Autism Spectrum Disorder Detection and Classification Using an Advanced Multimodal Federated Transformer Framework
Contributors
G.Muneeswari
Pawan Kumar Chaurasia
Keywords
Proceeding
Track
Engineering and Sciences
License
Copyright (c) 2026 Sustainable Global Societies Initiative

This work is licensed under a Creative Commons Attribution-NonCommercial-NoDerivatives 4.0 International License.
Abstract
Autism Spectrum Disorder (ASD) is a neurodevelopmental condition marked by persistent deficits in social communication and restricted, repetitive patterns of behavior. Early and accurate diagnosis remains challenging due to the heterogeneity of symptoms and reliance on subjective behavioral assessments. This paper proposes a novel Multimodal Federated Transformer Network (MFTN) for automated ASD detection and classification by jointly learning from functional MRI (fMRI), structural MRI (sMRI), and eye‑tracking data.
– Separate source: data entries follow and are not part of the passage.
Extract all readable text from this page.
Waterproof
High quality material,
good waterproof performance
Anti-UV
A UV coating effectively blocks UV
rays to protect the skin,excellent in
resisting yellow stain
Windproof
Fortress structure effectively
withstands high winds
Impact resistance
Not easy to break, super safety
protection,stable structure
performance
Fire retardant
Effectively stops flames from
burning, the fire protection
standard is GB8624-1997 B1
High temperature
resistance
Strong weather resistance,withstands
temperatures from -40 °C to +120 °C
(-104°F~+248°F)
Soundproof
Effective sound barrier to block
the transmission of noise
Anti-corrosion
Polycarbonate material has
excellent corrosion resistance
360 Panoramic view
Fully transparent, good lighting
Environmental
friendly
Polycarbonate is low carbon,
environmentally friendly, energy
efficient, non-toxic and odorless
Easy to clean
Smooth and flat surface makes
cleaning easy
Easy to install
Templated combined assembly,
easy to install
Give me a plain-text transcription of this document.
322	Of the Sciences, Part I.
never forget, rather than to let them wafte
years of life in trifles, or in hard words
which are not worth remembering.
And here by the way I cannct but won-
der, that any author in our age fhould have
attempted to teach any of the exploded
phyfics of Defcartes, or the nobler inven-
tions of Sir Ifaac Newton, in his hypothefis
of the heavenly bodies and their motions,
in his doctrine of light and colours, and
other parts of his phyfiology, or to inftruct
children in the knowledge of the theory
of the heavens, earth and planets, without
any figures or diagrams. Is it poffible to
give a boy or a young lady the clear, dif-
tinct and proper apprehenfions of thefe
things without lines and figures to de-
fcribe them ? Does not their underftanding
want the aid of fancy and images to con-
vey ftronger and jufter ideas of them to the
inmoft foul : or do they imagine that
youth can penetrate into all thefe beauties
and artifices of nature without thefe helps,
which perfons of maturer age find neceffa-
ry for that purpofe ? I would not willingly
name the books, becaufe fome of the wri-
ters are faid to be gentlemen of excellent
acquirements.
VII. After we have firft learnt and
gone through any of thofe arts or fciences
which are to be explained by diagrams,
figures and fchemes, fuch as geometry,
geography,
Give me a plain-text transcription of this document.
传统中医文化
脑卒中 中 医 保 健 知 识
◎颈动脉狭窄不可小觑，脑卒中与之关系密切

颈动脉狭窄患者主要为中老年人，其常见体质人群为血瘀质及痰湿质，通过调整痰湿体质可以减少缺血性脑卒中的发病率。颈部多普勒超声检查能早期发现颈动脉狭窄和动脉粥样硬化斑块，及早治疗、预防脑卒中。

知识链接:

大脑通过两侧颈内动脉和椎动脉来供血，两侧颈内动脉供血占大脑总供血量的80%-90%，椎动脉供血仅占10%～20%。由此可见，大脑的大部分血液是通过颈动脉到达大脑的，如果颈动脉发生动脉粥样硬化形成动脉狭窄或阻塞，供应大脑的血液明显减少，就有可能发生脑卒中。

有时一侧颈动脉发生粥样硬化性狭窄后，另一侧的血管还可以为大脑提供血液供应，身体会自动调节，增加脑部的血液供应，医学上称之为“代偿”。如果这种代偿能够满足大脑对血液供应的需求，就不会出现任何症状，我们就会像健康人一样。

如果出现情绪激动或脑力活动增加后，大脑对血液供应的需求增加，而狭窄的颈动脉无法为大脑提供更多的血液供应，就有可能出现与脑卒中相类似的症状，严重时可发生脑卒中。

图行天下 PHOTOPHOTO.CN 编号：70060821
Unlike prior review‑oriented or unimodal studies, this work presents a complete end‑to‑end journal‑ready research contribution, including model design, experimental evaluation, and comparative analysis. The proposed framework employs modality‑specific encoders, a cross‑modal transformer fusion layer, and federated learning to address data privacy and inter‑site variability. Experiments conducted on the ABIDE I dataset augmented with a public eye‑tracking cohort demonstrate that the proposed model achieves 91.8% accuracy, 0.94 AUC, and balanced sensitivity–specificity, outperforming state‑of‑the‑art CNN and hybrid models. Attention‑based explainability further highlights clinically relevant brain regions and gaze patterns, supporting the model’s translational potential.